Note that there seems to be a bug with haste, as it make the target turn comme immediatly when hast is cast, so it shouldn't be as abuseable.

Reply #2 Top

High init allows this to go off without even using Haste - by the end of my last game, I was casting turn 1 Blizzard, annihilating entire full strength garrisons with one cast.

Reply #3 Top

And another thing... Focus & Impulsive and fireball. I tried some of that and it wasn't what I expected. First turn : focus & Fireball charge. 2nd turn: Focus lost & Fireball. What a delusion ! ;-)

Reply #4 Top

I'd consider that powerful but balanced compared to other things.

Speelcasters are much harder to make powerful (still very much possible) than using Melee (Maul comes to mind but also lots of other more in-line stuff...) and you have to pump some resources / perks into it. (also makes sense: You want your Mages to cast and be fast...)

Its a byproduct of the initiative-system and imo a tactically sound option. I have to say I like the initiative system quite alot and am not even sure I really dislike the option you pointed out above. (Can you outline how the above is not how it is supposed to work? And point out the real way it should work?)

If things need a nerf, there is always an option to up the casting-time to more turns (not sure if Fireball and Blizzard really need this)... No need to fiddle with the system in a way that makes it overly complicated.

Compare to Melee: Impulsive and Sweep (which is a much fairer comparison to the clearly overpowered Maul) which works quite similar to a Fireball, brings you into danger but doesn't cost mana and needs time to recharge.

Synopsis: Not everything which seems powerful is overpowered... Investment into magics should pay off and be a viable way to play and win the game.

The same can be done with Armies and Melee Heroes in other different and similar ways.
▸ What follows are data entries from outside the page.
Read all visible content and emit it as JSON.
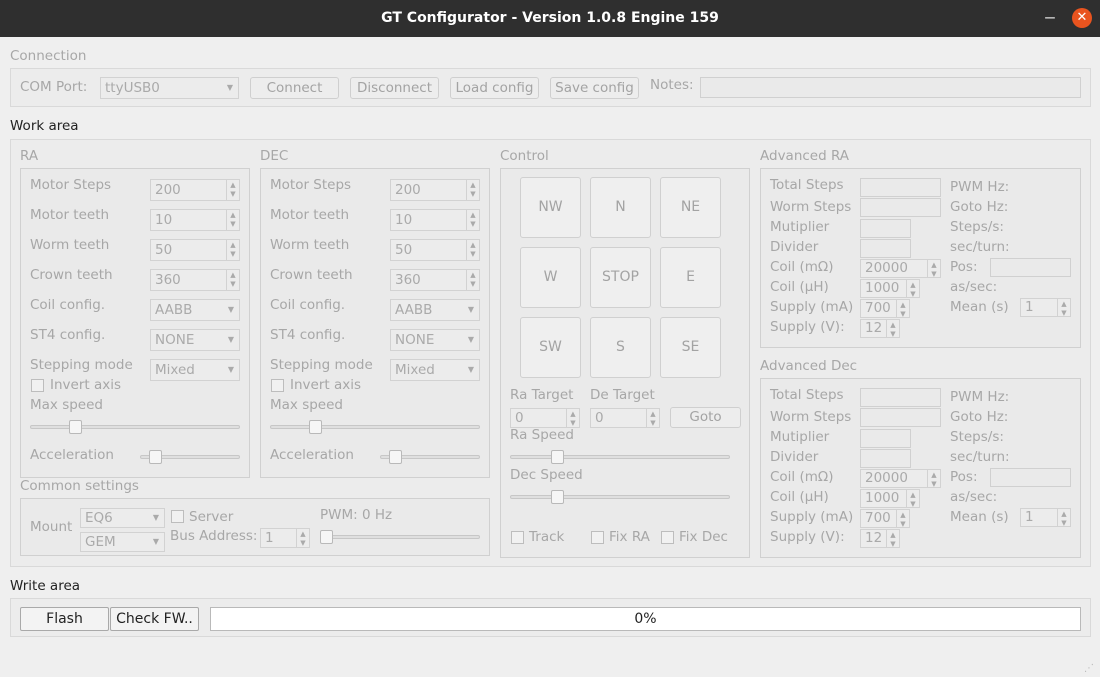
{
  "window": {
    "title": "GT Configurator - Version 1.0.8 Engine 159",
    "minimize": "‒",
    "close": "✕"
  },
  "connection": {
    "heading": "Connection",
    "com_label": "COM Port:",
    "com_value": "ttyUSB0",
    "connect": "Connect",
    "disconnect": "Disconnect",
    "load": "Load config",
    "save": "Save config",
    "notes_label": "Notes:",
    "notes_value": ""
  },
  "work": {
    "heading": "Work area",
    "ra": {
      "heading": "RA",
      "motor_steps_label": "Motor Steps",
      "motor_steps": "200",
      "motor_teeth_label": "Motor teeth",
      "motor_teeth": "10",
      "worm_teeth_label": "Worm teeth",
      "worm_teeth": "50",
      "crown_teeth_label": "Crown teeth",
      "crown_teeth": "360",
      "coil_label": "Coil config.",
      "coil": "AABB",
      "st4_label": "ST4 config.",
      "st4": "NONE",
      "stepping_label": "Stepping mode",
      "stepping": "Mixed",
      "invert_label": "Invert axis",
      "maxspeed_label": "Max speed",
      "accel_label": "Acceleration"
    },
    "dec": {
      "heading": "DEC",
      "motor_steps_label": "Motor Steps",
      "motor_steps": "200",
      "motor_teeth_label": "Motor teeth",
      "motor_teeth": "10",
      "worm_teeth_label": "Worm teeth",
      "worm_teeth": "50",
      "crown_teeth_label": "Crown teeth",
      "crown_teeth": "360",
      "coil_label": "Coil config.",
      "coil": "AABB",
      "st4_label": "ST4 config.",
      "st4": "NONE",
      "stepping_label": "Stepping mode",
      "stepping": "Mixed",
      "invert_label": "Invert axis",
      "maxspeed_label": "Max speed",
      "accel_label": "Acceleration"
    },
    "common": {
      "heading": "Common settings",
      "mount_label": "Mount",
      "mount": "EQ6",
      "mount_type": "GEM",
      "server_label": "Server",
      "bus_label": "Bus Address:",
      "bus": "1",
      "pwm_label": "PWM: 0 Hz"
    },
    "control": {
      "heading": "Control",
      "nw": "NW",
      "n": "N",
      "ne": "NE",
      "w": "W",
      "stop": "STOP",
      "e": "E",
      "sw": "SW",
      "s": "S",
      "se": "SE",
      "ra_target_label": "Ra Target",
      "ra_target": "0",
      "de_target_label": "De Target",
      "de_target": "0",
      "goto": "Goto",
      "ra_speed_label": "Ra Speed",
      "dec_speed_label": "Dec Speed",
      "track_label": "Track",
      "fixra_label": "Fix RA",
      "fixdec_label": "Fix Dec"
    },
    "adv_ra": {
      "heading": "Advanced RA",
      "total_steps_label": "Total Steps",
      "worm_steps_label": "Worm Steps",
      "multiplier_label": "Mutiplier",
      "divider_label": "Divider",
      "coil_r_label": "Coil (mΩ)",
      "coil_r": "20000",
      "coil_l_label": "Coil (μH)",
      "coil_l": "1000",
      "supply_ma_label": "Supply (mA)",
      "supply_ma": "700",
      "supply_v_label": "Supply (V):",
      "supply_v": "12",
      "pwm_label": "PWM Hz:",
      "goto_label": "Goto Hz:",
      "steps_label": "Steps/s:",
      "secturn_label": "sec/turn:",
      "pos_label": "Pos:",
      "assec_label": "as/sec:",
      "mean_label": "Mean (s)",
      "mean": "1"
    },
    "adv_dec": {
      "heading": "Advanced Dec",
      "total_steps_label": "Total Steps",
      "worm_steps_label": "Worm Steps",
      "multiplier_label": "Mutiplier",
      "divider_label": "Divider",
      "coil_r_label": "Coil (mΩ)",
      "coil_r": "20000",
      "coil_l_label": "Coil (μH)",
      "coil_l": "1000",
      "supply_ma_label": "Supply (mA)",
      "supply_ma": "700",
      "supply_v_label": "Supply (V):",
      "supply_v": "12",
      "pwm_label": "PWM Hz:",
      "goto_label": "Goto Hz:",
      "steps_label": "Steps/s:",
      "secturn_label": "sec/turn:",
      "pos_label": "Pos:",
      "assec_label": "as/sec:",
      "mean_label": "Mean (s)",
      "mean": "1"
    }
  },
  "write": {
    "heading": "Write area",
    "flash": "Flash",
    "check": "Check FW..",
    "progress": "0%",
    "progress_value": 0
  },
  "sliders": {
    "ra_max_speed": 0.2,
    "ra_accel": 0.1,
    "dec_max_speed": 0.2,
    "dec_accel": 0.1,
    "pwm": 0,
    "ra_speed": 0.2,
    "dec_speed": 0.2
  }
}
This includes hoarding Shards and making some serious damage with spells (even with low casting cost with the right equip and perks which is far rarer than the stuff boosting the other ways...).
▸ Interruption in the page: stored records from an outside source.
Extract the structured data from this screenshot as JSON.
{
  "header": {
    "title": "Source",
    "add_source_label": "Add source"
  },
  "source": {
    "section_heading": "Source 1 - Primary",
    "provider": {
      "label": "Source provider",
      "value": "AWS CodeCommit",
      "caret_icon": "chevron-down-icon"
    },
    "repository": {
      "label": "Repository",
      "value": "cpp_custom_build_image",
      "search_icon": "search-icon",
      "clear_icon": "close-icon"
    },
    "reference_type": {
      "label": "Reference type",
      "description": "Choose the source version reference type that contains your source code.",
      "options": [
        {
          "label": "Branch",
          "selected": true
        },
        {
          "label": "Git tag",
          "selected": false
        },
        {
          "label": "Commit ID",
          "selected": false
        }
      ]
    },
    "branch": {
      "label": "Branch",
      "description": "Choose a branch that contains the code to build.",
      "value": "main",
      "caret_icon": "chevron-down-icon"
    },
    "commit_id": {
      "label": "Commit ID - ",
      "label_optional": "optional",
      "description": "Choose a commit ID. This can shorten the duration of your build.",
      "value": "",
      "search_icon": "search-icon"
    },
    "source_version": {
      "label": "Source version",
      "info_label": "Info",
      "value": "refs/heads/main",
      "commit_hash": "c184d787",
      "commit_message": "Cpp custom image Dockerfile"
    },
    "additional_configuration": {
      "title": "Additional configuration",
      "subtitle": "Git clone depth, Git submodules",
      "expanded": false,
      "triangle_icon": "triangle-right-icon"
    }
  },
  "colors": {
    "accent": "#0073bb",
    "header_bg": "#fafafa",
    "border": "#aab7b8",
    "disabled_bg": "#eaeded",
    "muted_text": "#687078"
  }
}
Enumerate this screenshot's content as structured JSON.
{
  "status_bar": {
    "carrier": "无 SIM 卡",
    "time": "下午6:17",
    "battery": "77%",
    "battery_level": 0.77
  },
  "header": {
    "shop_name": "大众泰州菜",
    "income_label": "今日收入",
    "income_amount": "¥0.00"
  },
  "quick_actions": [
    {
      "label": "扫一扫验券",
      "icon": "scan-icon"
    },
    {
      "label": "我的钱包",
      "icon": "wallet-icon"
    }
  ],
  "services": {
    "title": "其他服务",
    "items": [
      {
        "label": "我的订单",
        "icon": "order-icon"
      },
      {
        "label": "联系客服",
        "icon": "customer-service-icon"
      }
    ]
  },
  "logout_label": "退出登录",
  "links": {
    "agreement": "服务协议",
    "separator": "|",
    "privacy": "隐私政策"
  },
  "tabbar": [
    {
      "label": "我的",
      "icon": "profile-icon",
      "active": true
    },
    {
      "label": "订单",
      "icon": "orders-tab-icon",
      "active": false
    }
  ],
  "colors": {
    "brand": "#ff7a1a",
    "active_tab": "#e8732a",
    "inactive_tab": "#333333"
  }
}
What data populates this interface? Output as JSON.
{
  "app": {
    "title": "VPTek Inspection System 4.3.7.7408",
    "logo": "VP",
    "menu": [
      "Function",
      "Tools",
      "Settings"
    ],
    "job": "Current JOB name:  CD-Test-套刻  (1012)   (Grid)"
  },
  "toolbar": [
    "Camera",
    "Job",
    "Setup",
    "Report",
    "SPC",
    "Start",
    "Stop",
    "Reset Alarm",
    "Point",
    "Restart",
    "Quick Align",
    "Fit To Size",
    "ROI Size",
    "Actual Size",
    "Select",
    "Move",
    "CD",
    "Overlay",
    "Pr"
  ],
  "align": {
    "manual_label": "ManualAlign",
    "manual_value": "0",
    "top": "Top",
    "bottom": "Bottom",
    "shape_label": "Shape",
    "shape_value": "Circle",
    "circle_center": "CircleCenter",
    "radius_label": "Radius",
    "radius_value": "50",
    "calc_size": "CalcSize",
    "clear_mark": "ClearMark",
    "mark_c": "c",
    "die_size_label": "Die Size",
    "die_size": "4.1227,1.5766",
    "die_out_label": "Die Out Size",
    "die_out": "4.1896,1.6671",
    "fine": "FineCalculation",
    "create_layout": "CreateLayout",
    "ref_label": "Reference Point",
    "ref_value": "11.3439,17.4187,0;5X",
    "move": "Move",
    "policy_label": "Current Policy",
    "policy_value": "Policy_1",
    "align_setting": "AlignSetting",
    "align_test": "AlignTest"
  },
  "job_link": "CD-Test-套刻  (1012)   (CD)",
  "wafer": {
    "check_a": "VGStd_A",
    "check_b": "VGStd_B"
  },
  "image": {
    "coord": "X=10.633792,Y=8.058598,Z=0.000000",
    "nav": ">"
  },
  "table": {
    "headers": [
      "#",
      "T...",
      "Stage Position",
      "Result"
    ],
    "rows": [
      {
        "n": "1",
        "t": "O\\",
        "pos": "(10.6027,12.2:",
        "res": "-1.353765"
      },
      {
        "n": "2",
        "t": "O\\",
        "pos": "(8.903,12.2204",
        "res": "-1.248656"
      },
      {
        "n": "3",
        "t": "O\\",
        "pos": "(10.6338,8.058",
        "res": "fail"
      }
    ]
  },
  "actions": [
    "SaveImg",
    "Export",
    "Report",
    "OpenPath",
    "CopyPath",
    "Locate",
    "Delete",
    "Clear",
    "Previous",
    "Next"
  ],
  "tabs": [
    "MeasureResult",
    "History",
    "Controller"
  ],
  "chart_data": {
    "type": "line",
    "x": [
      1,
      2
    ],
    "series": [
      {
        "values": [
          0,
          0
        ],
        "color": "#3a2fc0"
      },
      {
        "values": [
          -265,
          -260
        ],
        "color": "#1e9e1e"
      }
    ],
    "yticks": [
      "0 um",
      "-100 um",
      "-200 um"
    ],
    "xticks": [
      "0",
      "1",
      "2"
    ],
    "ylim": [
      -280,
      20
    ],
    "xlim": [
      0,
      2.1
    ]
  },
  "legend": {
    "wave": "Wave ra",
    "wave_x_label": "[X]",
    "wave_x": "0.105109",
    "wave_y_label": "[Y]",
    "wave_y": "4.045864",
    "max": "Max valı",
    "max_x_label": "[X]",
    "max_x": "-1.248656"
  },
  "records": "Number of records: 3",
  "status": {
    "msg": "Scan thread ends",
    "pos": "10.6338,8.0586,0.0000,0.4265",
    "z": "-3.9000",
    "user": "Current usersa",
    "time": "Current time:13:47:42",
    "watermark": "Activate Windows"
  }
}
My specialised Fire-Mage with Impulsive + Casting cost Flame-Dart 1, Fireball 3, 2 Spellboosting Perks and a fire-shard is still a bit less powerfull compared to my 2 Melee-Monsters overall even if you don't count in Maul, just Sweep and double-Strike and good equip which seems abundant...

Reply #5 Top

Balanced compared to what? At an equivalent level, with equivalent gear, no melee character can do the damage to an army in one turn that a caster can, it's not even close. Even WITH maul and high initiative, you can't wipe out as a garrison the way you can with a one turn blizzard. Sweep doesn't come close either, you can't annihilate a huge garrison with sweep, it isn't possible to get into the right position immediately (even with thunderstrike, you won't kill as many targets as a blizzard)
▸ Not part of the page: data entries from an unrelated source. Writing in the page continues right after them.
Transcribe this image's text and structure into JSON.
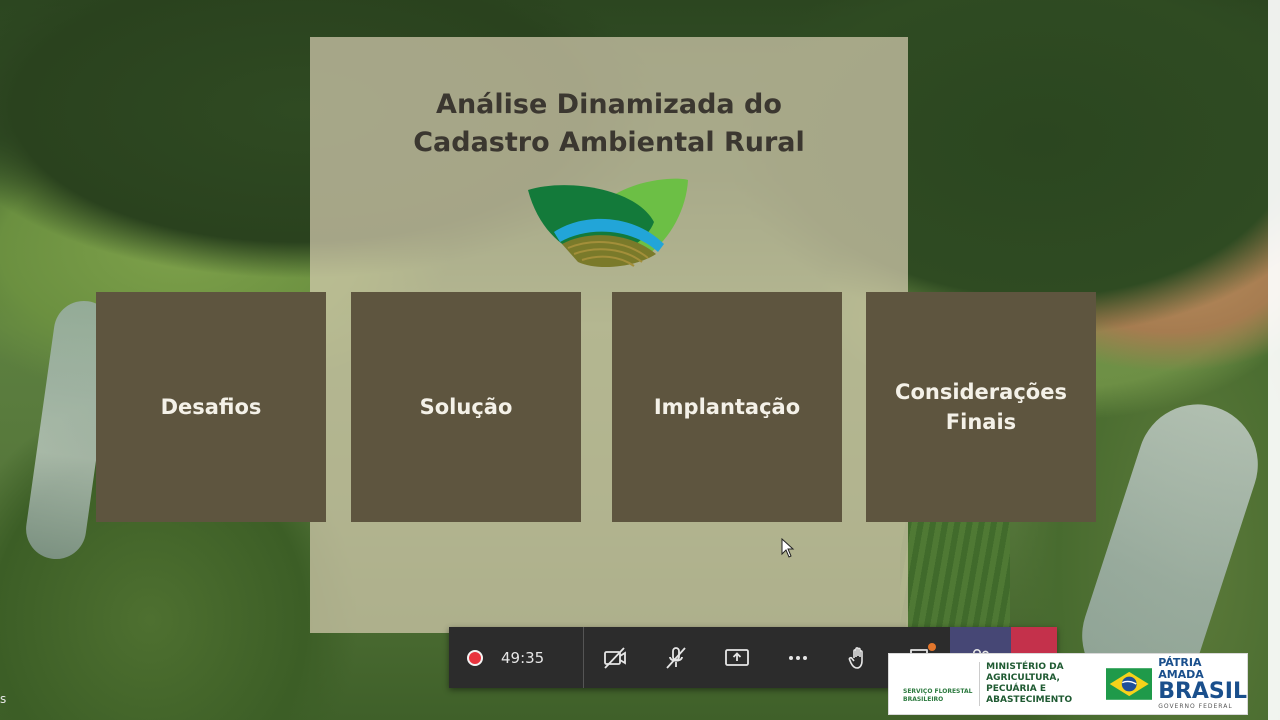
{
  "slide": {
    "title_line1": "Análise Dinamizada do",
    "title_line2": "Cadastro Ambiental Rural",
    "logo_icon": "leaf-landscape-logo",
    "tiles": [
      {
        "label": "Desafios"
      },
      {
        "label": "Solução"
      },
      {
        "label": "Implantação"
      },
      {
        "label": "Considerações\nFinais"
      }
    ]
  },
  "call_controls": {
    "timer": "49:35",
    "icons": [
      "record-icon",
      "camera-off-icon",
      "mic-off-icon",
      "share-screen-icon",
      "more-icon",
      "raise-hand-icon",
      "chat-icon",
      "participants-icon",
      "hang-up-icon"
    ],
    "colors": {
      "bar": "#2c2c2c",
      "participants": "#464775",
      "hangup": "#c4314b",
      "record": "#e8343e"
    }
  },
  "banner": {
    "left_text": "SERVIÇO FLORESTAL BRASILEIRO",
    "ministry": "MINISTÉRIO DA AGRICULTURA, PECUÁRIA E ABASTECIMENTO",
    "brand_line1": "PÁTRIA AMADA",
    "brand_line2": "BRASIL",
    "brand_line3": "GOVERNO FEDERAL"
  },
  "corner_text": "s"
}
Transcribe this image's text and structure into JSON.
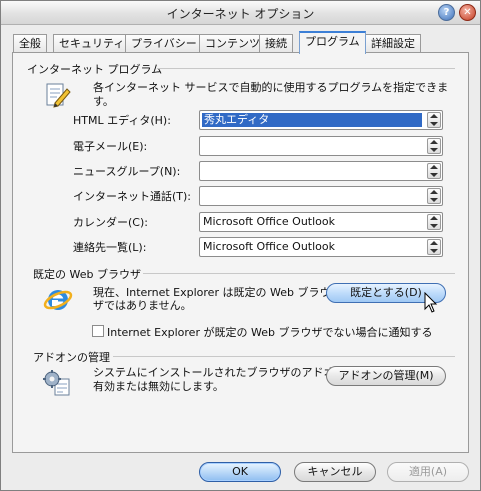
{
  "window": {
    "title": "インターネット オプション"
  },
  "tabs": [
    {
      "label": "全般"
    },
    {
      "label": "セキュリティ"
    },
    {
      "label": "プライバシー"
    },
    {
      "label": "コンテンツ"
    },
    {
      "label": "接続"
    },
    {
      "label": "プログラム"
    },
    {
      "label": "詳細設定"
    }
  ],
  "programs_group": {
    "title": "インターネット プログラム",
    "description": "各インターネット サービスで自動的に使用するプログラムを指定できます。",
    "icon": "document-pencil-icon",
    "rows": [
      {
        "label": "HTML エディタ(H):",
        "value": "秀丸エディタ"
      },
      {
        "label": "電子メール(E):",
        "value": ""
      },
      {
        "label": "ニュースグループ(N):",
        "value": ""
      },
      {
        "label": "インターネット通話(T):",
        "value": ""
      },
      {
        "label": "カレンダー(C):",
        "value": "Microsoft Office Outlook"
      },
      {
        "label": "連絡先一覧(L):",
        "value": "Microsoft Office Outlook"
      }
    ]
  },
  "browser_group": {
    "title": "既定の Web ブラウザ",
    "status_line1": "現在、Internet Explorer は既定の Web ブラウ",
    "status_line2": "ザではありません。",
    "set_default_button": "既定とする(D)",
    "notify_checkbox": "Internet Explorer が既定の Web ブラウザでない場合に通知する",
    "notify_checked": false,
    "icon": "internet-explorer-icon"
  },
  "addons_group": {
    "title": "アドオンの管理",
    "description_line1": "システムにインストールされたブラウザのアドオンを",
    "description_line2": "有効または無効にします。",
    "manage_button": "アドオンの管理(M)",
    "icon": "addons-gear-icon"
  },
  "footer": {
    "ok_button": "OK",
    "cancel_button": "キャンセル",
    "apply_button": "適用(A)"
  },
  "colors": {
    "accent": "#3c7fd6",
    "selection": "#316ac5"
  }
}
And no, casters don't require a lot to make them powerful - path of the mage, one level of evocation and fireball (that's four perks, one of which is guaranteed), is enough to start nuking the hell out of groups with ANY init boosting spells, gear, or traits.

Maul is going to get nerfed, and I don't have a problem with powerful aoe, but eliminating entire armies before they even get a turn is ridiculous.

Melee is still important in the late game for element/spell resistant monsters and heroes/single monster units with high hp that can't be easily debuffed, but magic is vastly superior for dealing with groups right now. I don't have an issue with that either, it's the '15 mana, your army dies before you can use it' part that I take issue with.

Melee currently doesn't have access to the Overpower trait afaik, so only spells get the multiplier on groups of units - which is fine I suppose, it's just turned up to 11 at the moment. Multi-figure multipliers PLUS aoe PLUS turn one casts is a bad combination.

Reply #6 Top

Sorry having edited the last post to make it complete (so the forum doesn't eat it. I hate it when that happens): Compared to see: Last paragraph of my last post...

To make it short: Impulsive and Sweep + good Melee Equip. (just to give one example. Seems to be easier to aquire in my experience)

Or good regiments + Enchantments and possibly ranged weapons.

Overkill perk is not needed for melee thanks to sweep and easy possibility to boost (Growth, Giant Form ect) you just kill with straigt up damage. Around 50 at high Level with good buffs compared to 20-30 for caster (against High-defense Enemies, the thing tilts a bit in magics favor against lightly armored enemies).

Magics go up in damage fast at the start and kills regiments better but are harder to make easily and abundantly usable or buff (low mana cost is harder to come by than high melee damage), doesn't work as well on single enemies. And there is always the cost and the need to hoard shards to make really effective.


If Rock-Paper-Siccors is  Regiments--->Heroes---->Casters I'm fine with that.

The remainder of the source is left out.